In that article, I asked the question, is Musk worth it? That's now a moot point, since the only people who can and should answer that question are the stockholders and the board Musk ultimately reports to. And they just did. Whether they were right or not is something we'll just need to wait and see.
However, what I find even more interesting is what Musk might do with that fortune. Any answer to that is, of course, speculative, however, looking at where Musk has spent his money and what he has said about wealth and his ambitions may offer a clue.
Here's what we know:
- Musk rarely takes time off. By some accounts, he works 80-90 hours a week. He takes very few vacation days, with the exception of a yearly camping trip with his sons.
- Musk nearly went broke in 2009 and was living on loans from friends. This after $22 million from the sale of his first company, Zip2, and $180 million from the sale of PayPal. This fact has often been attributed to a very expensive divorce from his first wife. However, Musk had also invested nearly everything in SpaceX and Tesla--something he had done before with half of his $22 million from Zip2, which he invested in X.com which then became PayPal.
- Musk doesn't have a mega yacht and he doesn't have billionaire hobbies, such as the America's Cup, golf courses, or a professional sports team.
- He does have an impressive collection of real estate worth north of $70 million in Bel-Air, a Model T, a million-dollar Esprit Lotus used in the movie The Spy Who Loved Me, a classic 1967 E-Type Jaguar, and a McLaren F1, which he totaled.
- He has taken the Giving Pledge, in which promises to give away more than half of his wealth to philanthropies.
- Although he is clearly committed to Tesla for the next 10 years, Musk is obviously involved in many other passions. Most notably, SpaceX and his often-stated intent to make humanity an interplanetary species, with Mars as the first waypoint on the journey.

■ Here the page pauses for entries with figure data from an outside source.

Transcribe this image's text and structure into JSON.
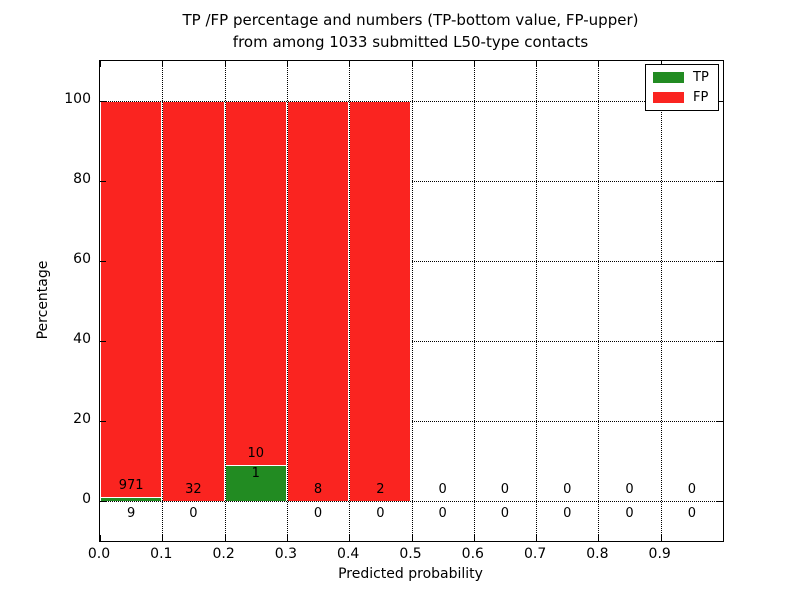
{
  "title": {
    "line1": "TP /FP percentage and numbers (TP-bottom value, FP-upper)",
    "line2": "from among 1033 submitted L50-type contacts"
  },
  "chart_data": {
    "type": "bar",
    "stacked": true,
    "title": "TP /FP percentage and numbers (TP-bottom value, FP-upper)\nfrom among 1033 submitted L50-type contacts",
    "xlabel": "Predicted probability",
    "ylabel": "Percentage",
    "xlim": [
      0.0,
      1.0
    ],
    "ylim": [
      -10,
      110
    ],
    "grid": "dotted",
    "total_contacts": 1033,
    "xticks": {
      "values": [
        0.0,
        0.1,
        0.2,
        0.3,
        0.4,
        0.5,
        0.6,
        0.7,
        0.8,
        0.9
      ],
      "labels": [
        "0.0",
        "0.1",
        "0.2",
        "0.3",
        "0.4",
        "0.5",
        "0.6",
        "0.7",
        "0.8",
        "0.9"
      ]
    },
    "yticks": {
      "values": [
        0,
        20,
        40,
        60,
        80,
        100
      ],
      "labels": [
        "0",
        "20",
        "40",
        "60",
        "80",
        "100"
      ]
    },
    "bins": [
      {
        "x0": 0.0,
        "x1": 0.1,
        "tp": 9,
        "fp": 971
      },
      {
        "x0": 0.1,
        "x1": 0.2,
        "tp": 0,
        "fp": 32
      },
      {
        "x0": 0.2,
        "x1": 0.3,
        "tp": 1,
        "fp": 10
      },
      {
        "x0": 0.3,
        "x1": 0.4,
        "tp": 0,
        "fp": 8
      },
      {
        "x0": 0.4,
        "x1": 0.5,
        "tp": 0,
        "fp": 2
      },
      {
        "x0": 0.5,
        "x1": 0.6,
        "tp": 0,
        "fp": 0
      },
      {
        "x0": 0.6,
        "x1": 0.7,
        "tp": 0,
        "fp": 0
      },
      {
        "x0": 0.7,
        "x1": 0.8,
        "tp": 0,
        "fp": 0
      },
      {
        "x0": 0.8,
        "x1": 0.9,
        "tp": 0,
        "fp": 0
      },
      {
        "x0": 0.9,
        "x1": 1.0,
        "tp": 0,
        "fp": 0
      }
    ],
    "legend": {
      "position": "upper right",
      "entries": [
        {
          "key": "tp",
          "label": "TP",
          "color": "#228b22"
        },
        {
          "key": "fp",
          "label": "FP",
          "color": "#fa2420"
        }
      ]
    },
    "colors": {
      "tp": "#228b22",
      "fp": "#fa2420",
      "bar_edge": "#ffffff",
      "grid": "#000000",
      "text": "#000000"
    }
  }
}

So, what does all that point to? Well, Musk isn't into distractions. He is task-focused. That's not likely to change. He consistently invests in his ambitions and his ambitions are growing exponentially. His long-term goal is nothing short of interplanetary.

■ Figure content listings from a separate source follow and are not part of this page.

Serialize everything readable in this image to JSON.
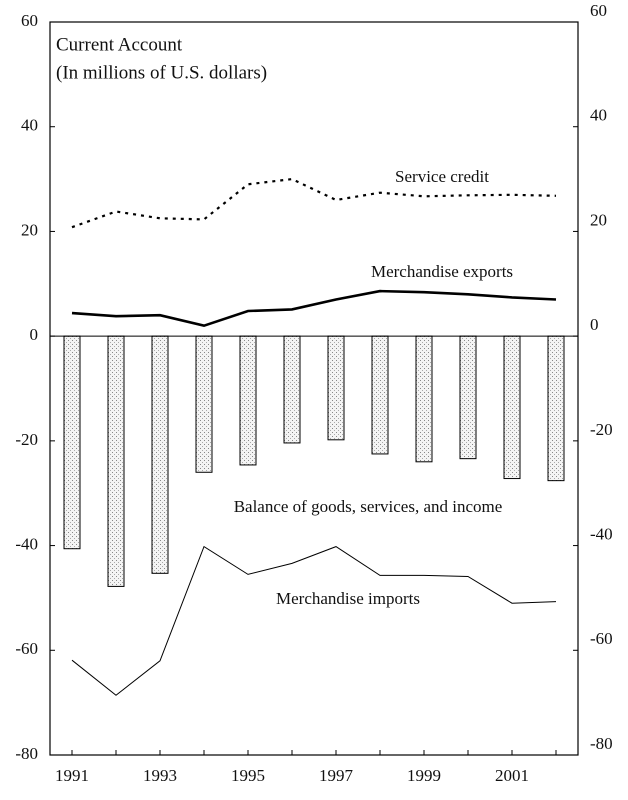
{
  "chart_data": {
    "type": "bar",
    "title": "Current Account",
    "subtitle": "(In millions of U.S. dollars)",
    "categories": [
      "1991",
      null,
      "1993",
      null,
      "1995",
      null,
      "1997",
      null,
      "1999",
      null,
      "2001",
      null
    ],
    "series": [
      {
        "name": "Balance of goods, services, and income",
        "type": "bar",
        "color": "#d8d8d8",
        "values": [
          -40.6,
          -47.8,
          -45.3,
          -26,
          -24.6,
          -20.4,
          -19.8,
          -22.5,
          -24,
          -23.4,
          -27.2,
          -27.6
        ]
      },
      {
        "name": "Service credit",
        "type": "line",
        "dash": "dotted",
        "color": "#000000",
        "values": [
          20.8,
          23.8,
          22.5,
          22.3,
          29,
          30,
          26,
          27.4,
          26.7,
          26.9,
          27,
          26.8
        ]
      },
      {
        "name": "Merchandise exports",
        "type": "line",
        "dash": "solid",
        "color": "#000000",
        "values": [
          4.4,
          3.8,
          4,
          2,
          4.8,
          5.1,
          7,
          8.6,
          8.4,
          8,
          7.4,
          7
        ]
      },
      {
        "name": "Merchandise imports",
        "type": "line",
        "dash": "thin",
        "color": "#000000",
        "values": [
          -61.9,
          -68.6,
          -62,
          -40.2,
          -45.5,
          -43.4,
          -40.2,
          -45.7,
          -45.7,
          -45.9,
          -51,
          -50.7
        ]
      }
    ],
    "ylim": [
      -80,
      60
    ],
    "yticks": [
      -80,
      -60,
      -40,
      -20,
      0,
      20,
      40,
      60
    ],
    "y2lim": [
      -80,
      60
    ],
    "y2ticks": [
      -80,
      -60,
      -40,
      -20,
      0,
      20,
      40,
      60
    ],
    "grid": false
  }
}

It's that last point that I believe answers both the question of why Tesla's board agreed to one of the most outrageous compensation packages ever and what Musk will spend his money on.

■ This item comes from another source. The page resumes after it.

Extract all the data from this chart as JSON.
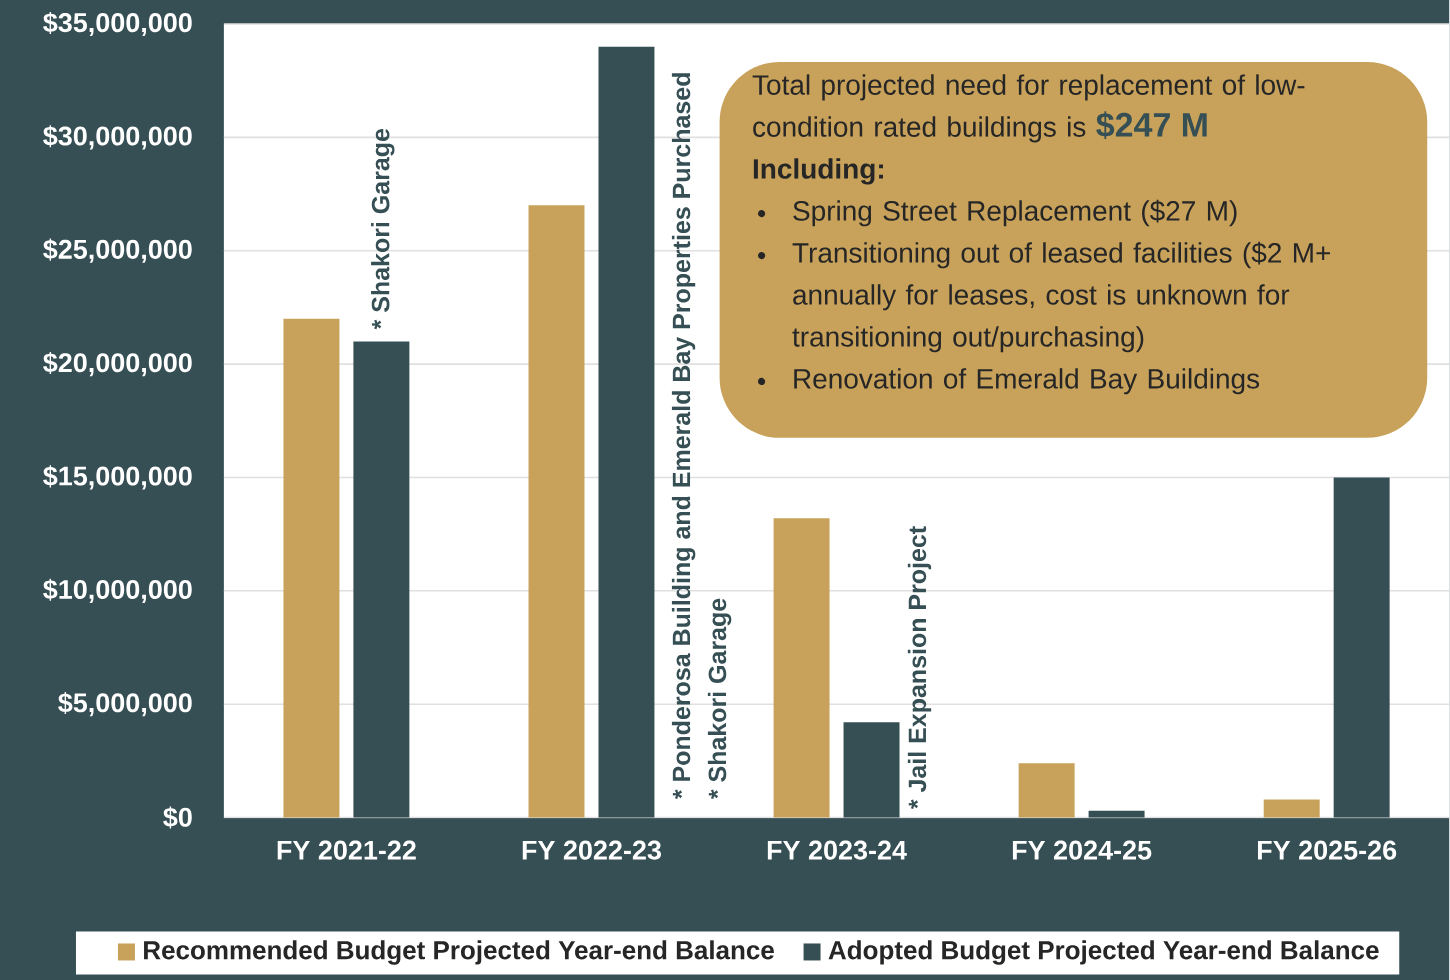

Musk is so obsessed with building a bridge for humanity to reach the stars that my greatest fear, as a Tesla investor, would be that he might very well get bored with Tesla and just move on. That will undoubtedly be the case at some point, but with $50 billion on the line, not for the next 10 years. If there are golden handcuffs then these are made of stardust.
On the other hand, Musk is no fool. He knows that $50 billion, in addition to a current $20 billion stake in Tesla stock, could end up being worth about $184 billion. That could be a game-changer for interplanetary travel. By way of comparison, NASA's budget is $19 billion.
But wait, what about the Giving Pledge? Well, in an interview with Aeon, Musk was quoted as saying, "I think there is a strong humanitarian argument for making life multi-planetary in order to safeguard the existence of humanity in the event that something catastrophic were to happen, in which case being poor or having a disease would be irrelevant, because humanity would be extinct. It would be like, 'Good news, the problems of poverty and disease have been solved, but the bad news is there aren't any humans left.'"
Ensuring humanity's survival seems to me to be as philanthropic as it gets.
Still wondering what Musk will spend his billions on? I'm not. When it comes to people, past behavior is almost always an indicator of future behavior. For Musk, the behavior is pretty clear; place ever-bigger bets on even more audacious ambitions.
This is not someone who intends to be a footnote. This is someone who is reaching for the stars.